Unity in diversity is the main motto of the European Union and it is more than just words. We function as a Union of equal states, supposed to respect each other and accept our differences, with the main purpose of avoiding unnecessary conflicts. Romania has consistently behaved like a wise student in its relationship with the EU institutions, showing its willingness to develop as a nation and to assure a better life for its citizens. As new member state in 2007, we even accepted the monitoring mechanism on justice (MCV), a stigma that gave us the image of a problematic country, which needs yearly reports to get better. This mechanism still exists, although it has been used over the years as a political instrument to build or weaken the trust in different Romanian governments. For the moment, the MCV is used as a pretext to keep my country out of the Schengen area, against any legal or logical argument.

Since 2004, Romania has been under the influence of its right. The country’s last two presidents came from these parties and have continued to work in a right-wing direction, despite constitutional restrictions. Rightist doctrine in my country is not a clear concept, since parties claiming to belong to the right of the political spectrum have transformed repeatedly, sometimes without any logic or good sense. In all these years, the presidential regimes and the people close to them have controlled almost everything: from parts of the media to political decisions, justice and the business world.

The former government, the president’s government, even adopted an Emergency Ordinance that gave the secret service’s employees the power to execute penal procedures, which is totally against the constitution. Because of this interference, we have today arrived at a point where Romania has selective justice, where corruption files are hidden for ten or 12 years before being revealed. Thinking of the principle that says that justice delayed is justice denied, I would add that justice delayed is, first and foremost, justice that blocks the state in its efforts to recover economic losses due to corruption.

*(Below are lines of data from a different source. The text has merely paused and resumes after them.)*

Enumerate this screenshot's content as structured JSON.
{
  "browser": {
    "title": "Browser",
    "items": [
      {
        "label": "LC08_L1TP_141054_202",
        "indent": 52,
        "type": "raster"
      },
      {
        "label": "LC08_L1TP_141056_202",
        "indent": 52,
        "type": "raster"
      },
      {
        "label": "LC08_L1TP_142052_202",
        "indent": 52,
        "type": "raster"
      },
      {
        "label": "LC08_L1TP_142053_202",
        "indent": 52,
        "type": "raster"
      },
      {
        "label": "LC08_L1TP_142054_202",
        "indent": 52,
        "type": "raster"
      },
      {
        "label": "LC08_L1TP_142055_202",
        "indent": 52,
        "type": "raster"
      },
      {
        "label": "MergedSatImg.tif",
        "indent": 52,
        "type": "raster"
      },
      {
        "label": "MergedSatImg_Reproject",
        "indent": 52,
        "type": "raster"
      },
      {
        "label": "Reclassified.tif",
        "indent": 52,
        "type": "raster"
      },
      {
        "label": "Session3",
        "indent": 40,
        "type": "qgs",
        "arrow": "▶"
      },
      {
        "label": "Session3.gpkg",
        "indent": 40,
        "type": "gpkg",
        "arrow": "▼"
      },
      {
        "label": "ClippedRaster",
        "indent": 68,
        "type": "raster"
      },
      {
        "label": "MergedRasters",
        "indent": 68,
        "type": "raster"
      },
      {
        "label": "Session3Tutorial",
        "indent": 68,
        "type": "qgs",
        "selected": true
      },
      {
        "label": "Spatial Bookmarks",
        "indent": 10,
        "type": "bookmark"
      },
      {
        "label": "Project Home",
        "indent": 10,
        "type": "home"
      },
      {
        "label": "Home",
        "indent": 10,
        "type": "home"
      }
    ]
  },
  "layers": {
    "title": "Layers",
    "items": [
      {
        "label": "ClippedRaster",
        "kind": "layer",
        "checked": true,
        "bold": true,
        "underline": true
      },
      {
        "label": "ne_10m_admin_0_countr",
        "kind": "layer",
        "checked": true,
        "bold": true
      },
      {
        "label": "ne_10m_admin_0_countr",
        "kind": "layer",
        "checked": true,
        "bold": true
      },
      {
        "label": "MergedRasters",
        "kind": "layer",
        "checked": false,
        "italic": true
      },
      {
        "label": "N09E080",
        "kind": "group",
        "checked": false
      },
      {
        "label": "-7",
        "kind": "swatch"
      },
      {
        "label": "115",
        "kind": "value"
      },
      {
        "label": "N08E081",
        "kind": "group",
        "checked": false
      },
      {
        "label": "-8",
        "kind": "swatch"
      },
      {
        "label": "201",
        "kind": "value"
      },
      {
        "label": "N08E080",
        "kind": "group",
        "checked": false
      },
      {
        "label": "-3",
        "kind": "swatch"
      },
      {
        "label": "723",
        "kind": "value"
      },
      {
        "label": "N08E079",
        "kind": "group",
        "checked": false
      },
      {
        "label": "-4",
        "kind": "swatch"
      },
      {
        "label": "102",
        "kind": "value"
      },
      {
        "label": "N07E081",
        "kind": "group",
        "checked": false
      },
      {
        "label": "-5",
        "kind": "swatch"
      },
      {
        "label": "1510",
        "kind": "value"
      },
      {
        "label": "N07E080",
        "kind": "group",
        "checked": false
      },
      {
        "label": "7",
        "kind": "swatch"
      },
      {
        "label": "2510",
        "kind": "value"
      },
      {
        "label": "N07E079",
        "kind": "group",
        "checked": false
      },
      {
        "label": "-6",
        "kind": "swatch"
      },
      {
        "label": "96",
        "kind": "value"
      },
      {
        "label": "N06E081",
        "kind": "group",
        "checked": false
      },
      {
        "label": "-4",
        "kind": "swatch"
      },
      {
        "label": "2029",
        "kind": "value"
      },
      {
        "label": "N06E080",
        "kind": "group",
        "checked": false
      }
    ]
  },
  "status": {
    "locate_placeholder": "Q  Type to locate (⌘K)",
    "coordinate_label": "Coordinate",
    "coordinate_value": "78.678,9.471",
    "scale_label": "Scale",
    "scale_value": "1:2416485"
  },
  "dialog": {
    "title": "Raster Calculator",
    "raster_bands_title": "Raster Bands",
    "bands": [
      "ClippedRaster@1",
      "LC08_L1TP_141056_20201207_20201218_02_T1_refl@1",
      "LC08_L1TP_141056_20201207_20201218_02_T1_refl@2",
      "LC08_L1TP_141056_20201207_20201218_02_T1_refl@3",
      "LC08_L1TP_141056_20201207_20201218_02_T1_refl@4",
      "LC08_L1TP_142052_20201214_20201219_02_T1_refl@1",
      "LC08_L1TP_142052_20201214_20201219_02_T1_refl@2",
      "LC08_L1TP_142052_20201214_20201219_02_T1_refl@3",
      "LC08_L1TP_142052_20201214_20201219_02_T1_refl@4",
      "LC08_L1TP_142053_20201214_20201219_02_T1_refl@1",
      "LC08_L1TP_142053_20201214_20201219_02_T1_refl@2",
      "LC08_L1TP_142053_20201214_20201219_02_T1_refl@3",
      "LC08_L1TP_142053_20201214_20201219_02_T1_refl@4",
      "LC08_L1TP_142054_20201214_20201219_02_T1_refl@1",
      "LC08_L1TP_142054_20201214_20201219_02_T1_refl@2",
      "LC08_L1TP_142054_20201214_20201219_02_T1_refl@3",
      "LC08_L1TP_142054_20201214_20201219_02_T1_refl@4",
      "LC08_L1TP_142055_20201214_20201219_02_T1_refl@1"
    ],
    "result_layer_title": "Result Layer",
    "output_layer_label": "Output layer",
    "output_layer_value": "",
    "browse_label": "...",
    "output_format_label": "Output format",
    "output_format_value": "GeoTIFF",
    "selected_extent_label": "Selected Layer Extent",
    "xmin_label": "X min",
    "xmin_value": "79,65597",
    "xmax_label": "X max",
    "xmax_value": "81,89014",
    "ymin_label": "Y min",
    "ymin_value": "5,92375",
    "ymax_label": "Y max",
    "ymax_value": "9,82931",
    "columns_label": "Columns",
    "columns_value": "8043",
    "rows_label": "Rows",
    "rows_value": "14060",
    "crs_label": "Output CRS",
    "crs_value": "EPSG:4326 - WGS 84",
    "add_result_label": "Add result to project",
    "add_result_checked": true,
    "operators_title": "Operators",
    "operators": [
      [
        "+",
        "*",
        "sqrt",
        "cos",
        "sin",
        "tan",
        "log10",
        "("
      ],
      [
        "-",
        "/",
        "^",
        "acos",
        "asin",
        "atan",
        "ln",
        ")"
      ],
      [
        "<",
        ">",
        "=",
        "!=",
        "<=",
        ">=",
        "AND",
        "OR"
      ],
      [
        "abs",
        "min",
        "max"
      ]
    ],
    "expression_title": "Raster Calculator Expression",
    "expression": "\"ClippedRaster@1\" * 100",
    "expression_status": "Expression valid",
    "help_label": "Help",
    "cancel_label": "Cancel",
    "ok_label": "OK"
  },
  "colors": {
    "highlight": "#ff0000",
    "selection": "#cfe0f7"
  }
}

The fight against corruption, so highly supported by Brussels, has become a witch-hunt where prosecutors, judges, the secret services and the president are playing in order to protect their influence in the business world. Romania is not a poor country but over the years it has been very poorly managed, mostly for the benefit of people other than its citizens. Governments have been demolished or brought to power “thanks” to selective corruption revelations. Careers and families have been destroyed because, in some specific politicians’ cases, detailed case files were presented on TV before being officially notified. All this has happened under the European Commission’s very strict monitoring of the justice system.

Before the elections in December, the re-grouped and re-branded parties of the right wing were convinced that they would win the elections, although the polls were showing otherwise. In the end, the results confirmed the polls, so the Socialists won without any doubt. Since then, any action from the government has either been blocked by the president or turned around by the right-wing press in a way to incite the population to go to the streets and protest. A large number of NGOs and opinion makers close to the right-wing parties and the president have been involved in the organisation of the anti-government protests, thanks to social media.

Meanwhile, in this noisy and aggressive atmosphere, Romania is losing millions of euros of EU funds every day, since its government agencies are blocked. The European Union is reforming and our president, despite his moderator role, is busy convincing EU leaders that the Socialist government in Romania is corrupt and his former party is not. Our political leaders are coming to Brussels not to lobby for EU funds for our country, but to persuade their superiors to issue bad statements regarding the Romanian government or even to condemn the whole country for its ”laxity on corruption”. Brussels officials are again risking interference with internal political battles.

I refuse to believe – and to see others believing – that Romania is the problem child of the European Union. I have often read about cases of corruption in more mature democracies, but none of the EU officials are treating these governments as bad students. In the EU we are supposed to respect each other, not to preach lessons. The EU institutions have other priorities for the moment, like the reform of the whole EU system, Brexit, the migration crisis, extremism and terrorism. I do not think interfering with our politics should be one of them.

I am also sad to see my own Romanian fellows coming to Brussels and speaking badly about our country, deforming the truth, giving half of the facts, putting the stamp of “corruption” on our country over and over again. This has to stop!

I have worked over the years on subjects related to conflict areas like the Middle East, the Caucasus and African countries. Even if I represented the European Parliament in my missions or meetings, I always avoided a scholastic approach to these countries’ officials and institutions. It is humiliating, for us and for them, to adopt a superior attitude. I listened to their points of view and saw the concerns and problems through their perspective and with their cultural approach. We should strive for a diplomatic and anti-conflictual approach more often in international and European affairs.

The European Union is facing a lack of trust. Not because of the exceptional ideas upon which it has been founded, but because of its leaders. There is a lot of discussion about reforming the EU but maybe we should start with the people who decide in its name, with the people who take positions and make judgments, while staying far from the reality. We do not need more rules in the EU, we do not need first-tier states and second-tier states because this would destroy our Union. We need tolerance and dialogue. We need to respect each other, to accept our diversity and stop trying to influence the policies of the governments and concentrate on winning over our people.